Factors affecting motions –
The following factors affect bowel movement which in turn becomes the root cause of various ailments and disorders mentioned in the previous paragraph.
- Inadequate food intake
- Weakened digestive fire
- Untimely meals
- Not following dietary rules
- Frequent or overeating
- Excess dry food without lubrication or moisture
- Lack of roughage
- Incompatible food combinations
- Improper food habits
- Untimely bowel habits
- Holding or forceful initiation of natural urge
Ideal Charya one should follow for better bowel health –
Following the below-mentioned Charya for passing stools can reap great benefits for the body and mind.
- Follow dietary rules as per Ayurveda
- Have timely meals with respect to hunger
- Avoid late dinners
- Avoid frequent munching and overeating
- Include adequate oil, ghee, roughage, and water in your meals
- Include freshly cooked, warm food
- Eat with all your senses, mind, and attention toward food
- Walk for 100 steps post meals, but do not indulge in strenuous exercise
- Consume 1/3rd portion of liquids/water in your meals
- Practice oil application on the navel at bedtime
- Practice early morning bowel training
- Attend the urge with a pleasant mind, and clean, favorable surroundings
- Maintain the squatting position
- Maintain hygiene and cleanliness after the act
- Practice washing hands, and feet, and gargling after a bowel movement.
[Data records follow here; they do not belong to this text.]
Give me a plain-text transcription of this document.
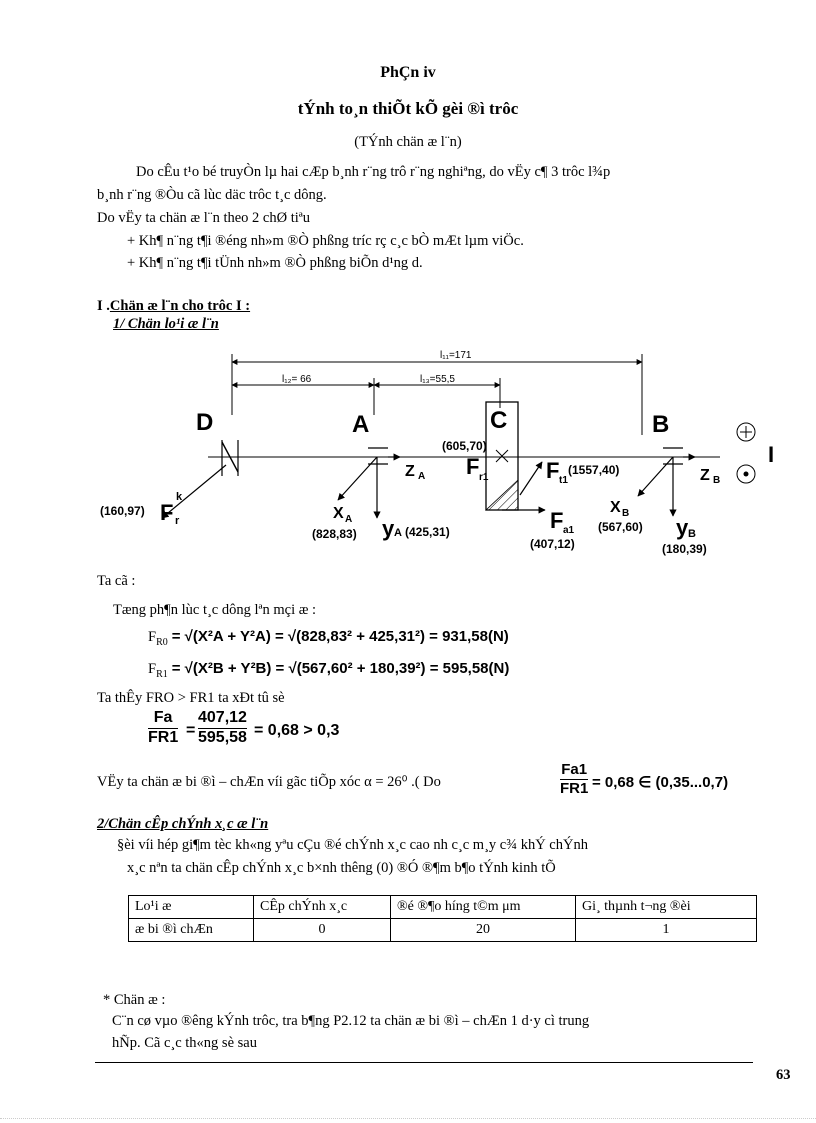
PhÇn iv
tÝnh to¸n thiÕt kÕ gèi ®ì trôc
(TÝnh chän æ l¨n)
Do cÊu t¹o bé truyÒn lµ hai cÆp b¸nh r¨ng trô r¨ng nghiªng, do vËy c¶ 3 trôc l¾p
b¸nh r¨ng ®Òu cã lùc däc trôc t¸c dông.
Do vËy ta chän æ l¨n theo 2 chØ tiªu
+ Kh¶ n¨ng t¶i ®éng nh»m ®Ò phßng tríc rç c¸c bÒ mÆt lµm viÖc.
+ Kh¶ n¨ng t¶i tÜnh nh»m ®Ò phßng biÕn d¹ng d.
I .Chän æ l¨n cho trôc I :
1/ Chän lo¹i æ l¨n
l₁₁=171
l₁₂= 66	l₁₃=55,5
D
(160,97) F
k
r
A
Z A
X A
(828,83) y A (425,31)
C
(605,70)
F r1	F t1
(1557,40)
F a1
(407,12)
B
Z B
X B
(567,60) y B
(180,39)
I
Ta cã :
Tæng ph¶n lùc t¸c dông lªn mçi æ :
$F_{R0} = √(X^2A + Y^2A) = √(828,83^2 + 425,31^2) = 931,58(N)$
$F_{R1} = √(X^2B + Y^2B) = √(567,60^2 + 180,39^2) = 595,58(N)$
Ta thÊy FRO > FR1 ta xÐt tû sè
Fa
FR1 =
407,12
595,58 = 0,68 > 0,3
VËy ta chän æ bi ®ì – chÆn víi gãc tiÕp xóc α = 26⁰ .( Do
Fa1
FR1 = 0,68 ∈ (0,35...0,7)
2/Chän cÊp chÝnh x¸c æ l¨n
§èi víi hép gi¶m tèc kh«ng yªu cÇu ®é chÝnh x¸c cao nh c¸c m¸y c¾ khÝ chÝnh
x¸c nªn ta chän cÊp chÝnh x¸c b×nh thêng (0) ®Ó ®¶m b¶o tÝnh kinh tÕ
Lo¹i æ	CÊp chÝnh x¸c	®é ®¶o híng t©m μm	Gi¸ thµnh t¬ng ®èi
æ bi ®ì chÆn	0	20	1
* Chän æ :
C¨n cø vµo ®êng kÝnh trôc, tra b¶ng P2.12 ta chän æ bi ®ì – chÆn 1 d·y cì trung
hÑp. Cã c¸c th«ng sè sau
63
As we conclude this exploration into the profound realm of Mala Pravartan, we have uncovered the intricate connections between our bodily functions, Ayurvedic principles, and overall well-being. By understanding the factors that affect our bowel movements and embracing an ideal Charya, we can cultivate a harmonious relationship with our bodies and experience the transformative power of honoring even the most ordinary aspects of our daily lives. May this wisdom guide us toward optimal health, vitality, and a profound connection to the rhythms of our being.